Chiyo ordered the reasonably western facsimile of breakfast, though somehow a bowl of soup arrived after the hamu-ando-egu and there was an apple for dessert.
Paying no attention to the weather, Alan turned up by nine o’clock and waited in the shelter of the entrance veranda, sending word up to Marcia. When she came downstairs she found him wearing rubber boots and a long slicker.
“If you’ve got rain togs, fix yourself up,” he said. “We’re going for that walk. I’ve borrowed a Japanese umbrella from my hotel.”
Marcia ran upstairs and put on her rain things. There was a moment’s difficulty with Laurie, who wanted to come along, but Chiyo managed to interest her in the prospect of learning some Japanese games. So Marcia went back to Alan ready for a walk in the rain.
Her galoshes fitted snugly about the ankles and her raincoat had a high collar. She tied a bright silk scarf about her head and clung to Alan’s arm as they stepped into a roaring world. The oiled paper of the big umbrella, pulled tautly over ribs of bamboo, was like a drum beneath the rain and they had to raise their voices to speak above the uproar.
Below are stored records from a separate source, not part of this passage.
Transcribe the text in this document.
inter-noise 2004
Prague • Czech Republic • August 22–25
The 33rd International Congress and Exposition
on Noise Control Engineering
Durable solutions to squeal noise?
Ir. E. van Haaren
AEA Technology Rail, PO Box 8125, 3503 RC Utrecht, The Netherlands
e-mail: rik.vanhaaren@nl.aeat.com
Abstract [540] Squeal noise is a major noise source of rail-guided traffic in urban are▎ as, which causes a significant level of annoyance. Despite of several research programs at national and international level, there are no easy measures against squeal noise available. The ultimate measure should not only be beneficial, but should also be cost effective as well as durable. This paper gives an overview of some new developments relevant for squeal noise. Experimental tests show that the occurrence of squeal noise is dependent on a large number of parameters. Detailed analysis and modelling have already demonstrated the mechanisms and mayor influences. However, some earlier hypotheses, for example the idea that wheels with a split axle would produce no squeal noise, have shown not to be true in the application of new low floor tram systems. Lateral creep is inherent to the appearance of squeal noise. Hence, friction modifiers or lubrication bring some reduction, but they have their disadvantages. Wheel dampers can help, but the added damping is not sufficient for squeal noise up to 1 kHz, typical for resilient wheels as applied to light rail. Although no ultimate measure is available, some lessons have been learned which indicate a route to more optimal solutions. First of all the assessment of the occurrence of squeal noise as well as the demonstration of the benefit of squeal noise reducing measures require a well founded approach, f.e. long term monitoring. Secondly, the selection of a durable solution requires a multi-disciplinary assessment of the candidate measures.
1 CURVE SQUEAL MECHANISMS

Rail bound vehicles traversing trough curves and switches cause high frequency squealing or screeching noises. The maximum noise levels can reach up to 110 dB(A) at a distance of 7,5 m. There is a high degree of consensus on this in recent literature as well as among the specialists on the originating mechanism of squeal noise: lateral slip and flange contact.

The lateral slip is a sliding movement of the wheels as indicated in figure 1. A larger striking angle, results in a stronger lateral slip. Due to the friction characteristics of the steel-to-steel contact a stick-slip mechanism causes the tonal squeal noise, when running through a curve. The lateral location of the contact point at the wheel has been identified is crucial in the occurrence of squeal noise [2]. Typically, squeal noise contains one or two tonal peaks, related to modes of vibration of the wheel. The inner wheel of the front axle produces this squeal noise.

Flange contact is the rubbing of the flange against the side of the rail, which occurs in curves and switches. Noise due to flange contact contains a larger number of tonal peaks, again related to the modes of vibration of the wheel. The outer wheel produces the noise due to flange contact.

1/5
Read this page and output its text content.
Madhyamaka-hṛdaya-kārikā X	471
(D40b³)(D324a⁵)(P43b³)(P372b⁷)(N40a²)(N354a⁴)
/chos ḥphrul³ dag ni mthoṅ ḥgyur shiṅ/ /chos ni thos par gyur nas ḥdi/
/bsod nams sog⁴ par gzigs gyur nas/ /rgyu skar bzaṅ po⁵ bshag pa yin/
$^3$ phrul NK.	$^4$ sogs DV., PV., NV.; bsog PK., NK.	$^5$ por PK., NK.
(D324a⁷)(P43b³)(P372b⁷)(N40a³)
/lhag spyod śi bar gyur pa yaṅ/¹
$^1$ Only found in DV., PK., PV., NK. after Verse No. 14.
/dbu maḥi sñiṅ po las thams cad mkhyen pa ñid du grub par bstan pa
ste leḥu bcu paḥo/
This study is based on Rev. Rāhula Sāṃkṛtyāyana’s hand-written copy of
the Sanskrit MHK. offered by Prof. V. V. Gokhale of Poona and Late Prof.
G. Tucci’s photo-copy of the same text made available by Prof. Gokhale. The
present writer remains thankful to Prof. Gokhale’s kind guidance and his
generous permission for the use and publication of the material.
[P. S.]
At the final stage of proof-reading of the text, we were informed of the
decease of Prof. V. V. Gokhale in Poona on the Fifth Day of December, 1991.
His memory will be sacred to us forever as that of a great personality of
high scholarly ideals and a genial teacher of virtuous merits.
When they left the crooked streets of the little village behind, they set off along a winding road that led upward on a hillside of maple and pine and bamboo. The green look of the hills seemed intensified in the rain, and even the wet tile of roofs and brown rocks by the road took on a satiny sheen. A stone lantern wore a cap of wet green moss, and a torii gleamed bright vermilion, as if it had just been painted. The fragrance of wet pine was everywhere in the clean, spiced air.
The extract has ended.